On évoque aussi un certain laxisme dans l’enseignement.
La structuration actuelle de l’enseignement fait reculer et décourage de nombreux professeurs. On fait courir le bruit qu’ils sont seuls responsables, pas assez attractifs... Pourquoi l’administration ferme-t-elle les yeux sur certains qui profitent du système ? Ce n’est pas la faute de l’enseignant si on lui donne de mauvaises habitudes. Ceci étant et pour revenir au coefficient, je voudrais bien connaître le nombre d’élèves inscrits dans une autre discipline si elle était optionnelle avec un coefficient de 1.


l’Avenir de la langue corse en milieu scolaire ?

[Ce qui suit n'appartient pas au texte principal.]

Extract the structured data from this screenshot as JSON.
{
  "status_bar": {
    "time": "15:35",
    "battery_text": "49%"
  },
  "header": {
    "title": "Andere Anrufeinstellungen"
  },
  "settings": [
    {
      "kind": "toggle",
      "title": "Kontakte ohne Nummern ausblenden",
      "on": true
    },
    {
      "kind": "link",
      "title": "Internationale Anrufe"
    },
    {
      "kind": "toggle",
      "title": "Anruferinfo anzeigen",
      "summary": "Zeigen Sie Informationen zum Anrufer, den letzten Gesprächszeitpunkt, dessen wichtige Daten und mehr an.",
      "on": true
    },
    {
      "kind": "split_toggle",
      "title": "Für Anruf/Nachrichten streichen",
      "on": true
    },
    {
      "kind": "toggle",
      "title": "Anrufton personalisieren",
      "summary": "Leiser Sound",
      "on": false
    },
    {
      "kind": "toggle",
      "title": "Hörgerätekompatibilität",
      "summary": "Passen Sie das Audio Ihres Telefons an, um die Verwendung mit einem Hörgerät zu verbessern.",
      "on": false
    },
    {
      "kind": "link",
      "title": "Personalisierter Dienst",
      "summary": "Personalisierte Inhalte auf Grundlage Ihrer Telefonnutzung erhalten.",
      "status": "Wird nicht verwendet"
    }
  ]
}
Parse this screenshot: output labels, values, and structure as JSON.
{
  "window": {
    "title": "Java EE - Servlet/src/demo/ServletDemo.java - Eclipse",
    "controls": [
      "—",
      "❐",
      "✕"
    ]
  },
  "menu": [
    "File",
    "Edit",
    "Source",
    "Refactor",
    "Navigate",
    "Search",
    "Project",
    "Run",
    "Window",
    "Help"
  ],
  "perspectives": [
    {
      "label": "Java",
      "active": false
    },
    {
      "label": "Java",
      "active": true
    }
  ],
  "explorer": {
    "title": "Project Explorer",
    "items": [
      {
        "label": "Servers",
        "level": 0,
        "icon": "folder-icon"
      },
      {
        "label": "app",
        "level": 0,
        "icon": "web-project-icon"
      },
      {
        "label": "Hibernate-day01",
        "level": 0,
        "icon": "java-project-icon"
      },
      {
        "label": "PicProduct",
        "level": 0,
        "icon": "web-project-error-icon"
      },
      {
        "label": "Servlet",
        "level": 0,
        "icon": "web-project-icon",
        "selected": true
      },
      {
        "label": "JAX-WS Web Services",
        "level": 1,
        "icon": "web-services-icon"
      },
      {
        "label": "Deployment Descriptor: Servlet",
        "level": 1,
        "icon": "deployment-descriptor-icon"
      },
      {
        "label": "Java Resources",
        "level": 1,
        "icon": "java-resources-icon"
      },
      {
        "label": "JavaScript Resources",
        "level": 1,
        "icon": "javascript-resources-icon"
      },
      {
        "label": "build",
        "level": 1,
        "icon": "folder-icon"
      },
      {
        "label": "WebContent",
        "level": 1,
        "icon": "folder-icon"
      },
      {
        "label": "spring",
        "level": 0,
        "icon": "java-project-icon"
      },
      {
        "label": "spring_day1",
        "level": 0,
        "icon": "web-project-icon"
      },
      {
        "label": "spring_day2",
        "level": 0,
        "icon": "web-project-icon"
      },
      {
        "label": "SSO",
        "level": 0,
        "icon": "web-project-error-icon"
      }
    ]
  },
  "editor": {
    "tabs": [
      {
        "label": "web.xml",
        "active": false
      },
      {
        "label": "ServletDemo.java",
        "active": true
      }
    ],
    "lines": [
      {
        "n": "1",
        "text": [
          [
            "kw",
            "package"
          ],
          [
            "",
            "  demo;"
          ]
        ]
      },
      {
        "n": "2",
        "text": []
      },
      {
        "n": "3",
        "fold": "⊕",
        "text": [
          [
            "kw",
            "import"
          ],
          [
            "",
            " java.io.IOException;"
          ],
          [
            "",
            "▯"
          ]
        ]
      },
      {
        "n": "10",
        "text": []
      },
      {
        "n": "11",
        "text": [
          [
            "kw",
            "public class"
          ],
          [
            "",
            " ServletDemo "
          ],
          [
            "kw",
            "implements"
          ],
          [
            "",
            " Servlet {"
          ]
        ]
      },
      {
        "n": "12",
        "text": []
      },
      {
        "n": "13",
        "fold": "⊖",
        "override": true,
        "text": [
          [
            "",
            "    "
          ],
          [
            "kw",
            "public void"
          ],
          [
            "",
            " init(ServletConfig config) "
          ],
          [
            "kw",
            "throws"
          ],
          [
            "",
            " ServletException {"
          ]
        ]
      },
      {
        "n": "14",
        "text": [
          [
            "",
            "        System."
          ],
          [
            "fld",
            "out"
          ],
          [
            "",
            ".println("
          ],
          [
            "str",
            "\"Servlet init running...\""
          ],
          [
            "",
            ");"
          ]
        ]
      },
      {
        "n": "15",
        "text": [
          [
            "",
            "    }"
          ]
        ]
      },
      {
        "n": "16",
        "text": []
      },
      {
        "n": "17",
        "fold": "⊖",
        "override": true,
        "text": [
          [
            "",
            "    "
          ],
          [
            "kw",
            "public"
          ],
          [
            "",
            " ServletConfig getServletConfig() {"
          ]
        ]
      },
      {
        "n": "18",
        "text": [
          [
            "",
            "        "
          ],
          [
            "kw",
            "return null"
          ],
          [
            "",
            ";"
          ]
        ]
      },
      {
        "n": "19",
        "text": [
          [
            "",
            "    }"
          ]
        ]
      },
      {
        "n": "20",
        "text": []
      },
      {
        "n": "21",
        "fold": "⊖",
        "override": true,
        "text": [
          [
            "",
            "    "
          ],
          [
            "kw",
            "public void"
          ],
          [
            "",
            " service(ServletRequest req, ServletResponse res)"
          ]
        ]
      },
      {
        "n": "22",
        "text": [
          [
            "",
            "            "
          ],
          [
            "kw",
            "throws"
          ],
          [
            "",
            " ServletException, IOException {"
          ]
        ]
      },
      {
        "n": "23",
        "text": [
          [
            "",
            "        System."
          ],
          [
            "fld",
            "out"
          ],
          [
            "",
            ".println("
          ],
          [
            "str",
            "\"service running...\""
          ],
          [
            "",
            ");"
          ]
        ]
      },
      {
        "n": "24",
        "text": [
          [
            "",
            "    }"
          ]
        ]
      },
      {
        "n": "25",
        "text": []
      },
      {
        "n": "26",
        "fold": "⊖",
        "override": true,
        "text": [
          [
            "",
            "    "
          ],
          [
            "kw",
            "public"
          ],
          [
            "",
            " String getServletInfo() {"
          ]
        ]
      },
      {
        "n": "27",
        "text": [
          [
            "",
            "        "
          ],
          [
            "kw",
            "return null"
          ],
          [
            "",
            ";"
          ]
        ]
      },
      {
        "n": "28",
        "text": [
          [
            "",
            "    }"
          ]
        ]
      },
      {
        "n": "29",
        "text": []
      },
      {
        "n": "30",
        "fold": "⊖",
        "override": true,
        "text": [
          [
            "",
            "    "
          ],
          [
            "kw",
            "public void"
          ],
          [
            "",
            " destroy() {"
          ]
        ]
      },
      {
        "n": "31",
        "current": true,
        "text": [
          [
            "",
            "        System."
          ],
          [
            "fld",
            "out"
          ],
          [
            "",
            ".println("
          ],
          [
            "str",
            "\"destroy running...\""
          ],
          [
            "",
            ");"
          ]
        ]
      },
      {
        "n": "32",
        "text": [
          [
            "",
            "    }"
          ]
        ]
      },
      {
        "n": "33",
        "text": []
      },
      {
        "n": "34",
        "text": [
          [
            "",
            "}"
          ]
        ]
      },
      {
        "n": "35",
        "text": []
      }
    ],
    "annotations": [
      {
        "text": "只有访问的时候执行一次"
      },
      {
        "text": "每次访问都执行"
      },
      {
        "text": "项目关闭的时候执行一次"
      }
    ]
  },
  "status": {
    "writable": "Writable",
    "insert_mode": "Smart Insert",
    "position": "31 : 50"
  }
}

Il passe par un Grand Plan de Formation dans le secondaire, calqué sur celui du primaire avec des Emplois à Temps Plein pour remplacer les enseignants en formation. Nous avons, pour cela, un potentiel de 250 personnes habilitées au sein de l’Académie. Il faudrait également un réseau d’animateurs pédagogiques pour aider les enseignants du secondaire et une évaluation permanente de l’efficacité de ce dispositif. Au Pays Basque Français- 300000 habitants- un élève sur quatre est issu d’une scolarité immersive. Il n’y a pas de raison pour qu’on ne puisse pas, nous aussi, à terme, scolariser un quart de nos élèves en immersif.